Teton Blue vs Midnight Blue
Where Teton Blue belongs to Behr's range, Midnight Blue is a Benjamin Moore color. Both sit in the blue-grey family, which is useful context if you're narrowing within a single hue direction. Teton Blue (LRV 31) reflects noticeably more light than Midnight Blue (LRV 8), a difference of 23 points that becomes especially apparent in rooms with limited natural light. Both lean blue, so they'll behave similarly in mixed or changing light conditions. With a ΔE of 29.8, the contrast is hard to miss. These aren't variations on a theme — they're two different answers to the same question. Below you'll find 1 real-room photo comparison where both colors appear side by side, plus 5 simulated room previews.
Teton Blue vs Midnight Blue in Real Spaces
1 real room side by side. Seeing Teton Blue and Midnight Blue in actual rooms makes the difference concrete; browse the spaces below to get a feel for how each color lives on a wall.
House
Seen across an entire facade, subtle tonal differences become pronounced. What reads as nearly the same on a chip often reads as clearly different at scale. Teton Blue reflects noticeably more light off the walls, making the space read more open than Midnight Blue.
Color Details
Teton Blue vs Midnight Blue Simulated Comparison
5 simulated room previews — drag the slider on each to see Teton Blue on one side and Midnight Blue on the other.

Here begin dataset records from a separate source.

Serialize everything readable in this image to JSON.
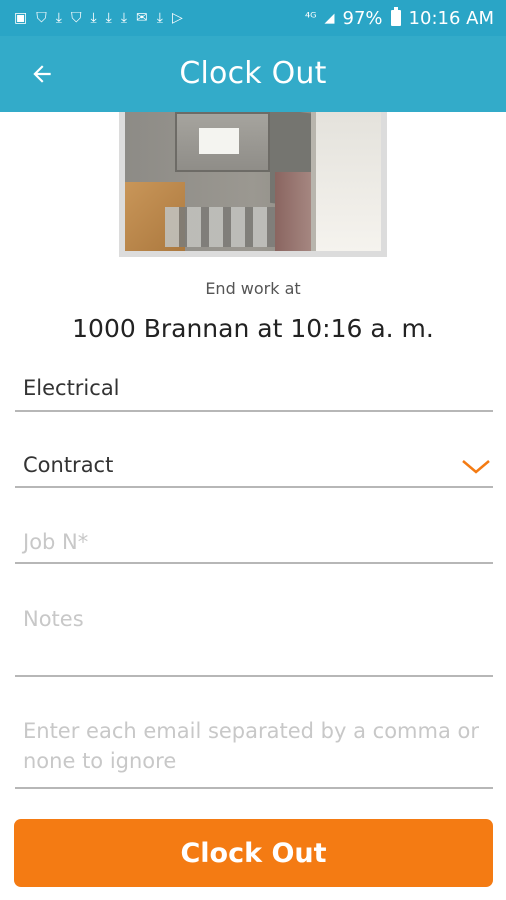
{
  "status_bar": {
    "battery": "97%",
    "time": "10:16 AM",
    "notification_icons": [
      "image-icon",
      "shield-icon",
      "download-icon",
      "shield-icon",
      "download-icon",
      "download-icon",
      "download-icon",
      "mail-icon",
      "download-icon",
      "play-store-icon"
    ]
  },
  "app_bar": {
    "title": "Clock Out",
    "back_icon": "arrow-left-icon"
  },
  "summary": {
    "end_work_label": "End work at",
    "location_time": "1000 Brannan at 10:16 a. m."
  },
  "form": {
    "trade": "Electrical",
    "type": "Contract",
    "type_dropdown_icon": "chevron-down-icon",
    "job_placeholder": "Job N*",
    "notes_placeholder": "Notes",
    "email_placeholder": "Enter each email separated by a comma or none to ignore"
  },
  "actions": {
    "clock_out_label": "Clock Out"
  },
  "colors": {
    "header": "#33abc9",
    "accent": "#f47b13"
  }
}
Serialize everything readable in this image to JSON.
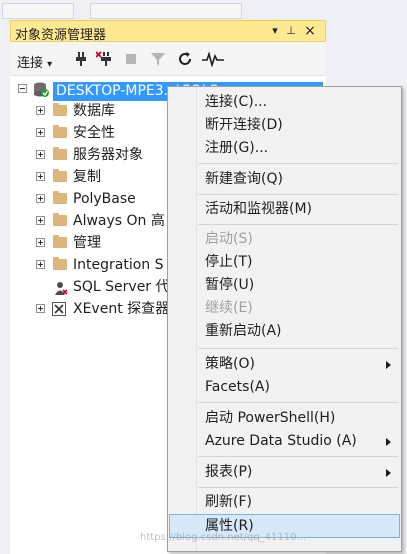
{
  "panel": {
    "title": "对象资源管理器",
    "dropdown_glyph": "▾",
    "pin_glyph": "⊥",
    "close_glyph": "×"
  },
  "toolbar": {
    "connect_label": "连接",
    "connect_arrow": "▾",
    "icons": [
      "plug-icon",
      "disconnect-plug-icon",
      "stop-icon",
      "filter-icon",
      "refresh-icon",
      "activity-pulse-icon"
    ]
  },
  "tree": {
    "root": "DESKTOP-MPE3...\\SQLS...",
    "items": [
      {
        "label": "数据库",
        "kind": "folder"
      },
      {
        "label": "安全性",
        "kind": "folder"
      },
      {
        "label": "服务器对象",
        "kind": "folder"
      },
      {
        "label": "复制",
        "kind": "folder"
      },
      {
        "label": "PolyBase",
        "kind": "folder"
      },
      {
        "label": "Always On 高",
        "kind": "folder"
      },
      {
        "label": "管理",
        "kind": "folder"
      },
      {
        "label": "Integration S",
        "kind": "folder"
      },
      {
        "label": "SQL Server 代",
        "kind": "agent"
      },
      {
        "label": "XEvent 探查器",
        "kind": "xevent"
      }
    ]
  },
  "context_menu": {
    "items": [
      {
        "label": "连接(C)...",
        "enabled": true
      },
      {
        "label": "断开连接(D)",
        "enabled": true
      },
      {
        "label": "注册(G)...",
        "enabled": true
      },
      {
        "label": "新建查询(Q)",
        "enabled": true
      },
      {
        "label": "活动和监视器(M)",
        "enabled": true
      },
      {
        "label": "启动(S)",
        "enabled": false
      },
      {
        "label": "停止(T)",
        "enabled": true
      },
      {
        "label": "暂停(U)",
        "enabled": true
      },
      {
        "label": "继续(E)",
        "enabled": false
      },
      {
        "label": "重新启动(A)",
        "enabled": true
      },
      {
        "label": "策略(O)",
        "enabled": true,
        "submenu": true
      },
      {
        "label": "Facets(A)",
        "enabled": true
      },
      {
        "label": "启动 PowerShell(H)",
        "enabled": true
      },
      {
        "label": "Azure Data Studio (A)",
        "enabled": true,
        "submenu": true
      },
      {
        "label": "报表(P)",
        "enabled": true,
        "submenu": true
      },
      {
        "label": "刷新(F)",
        "enabled": true
      },
      {
        "label": "属性(R)",
        "enabled": true,
        "highlighted": true
      }
    ]
  },
  "watermark": "https://blog.csdn.net/qq_41110...",
  "colors": {
    "title_bar": "#ffe992",
    "selection": "#3399ff",
    "menu_highlight": "#d7e9f8",
    "folder": "#dcb67a"
  }
}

Digital color is approximate. These simulations are generated from the manufacturer's hex values and overlaid on grayscale room photos — your screen's calibration, brightness, and viewing angle all affect how they render. Before committing to either color, test physical samples in your own space under the light you actually live with.
More Teton Blue comparisons
See how Teton Blue stacks up against other well-photographed colors across different brands and tones.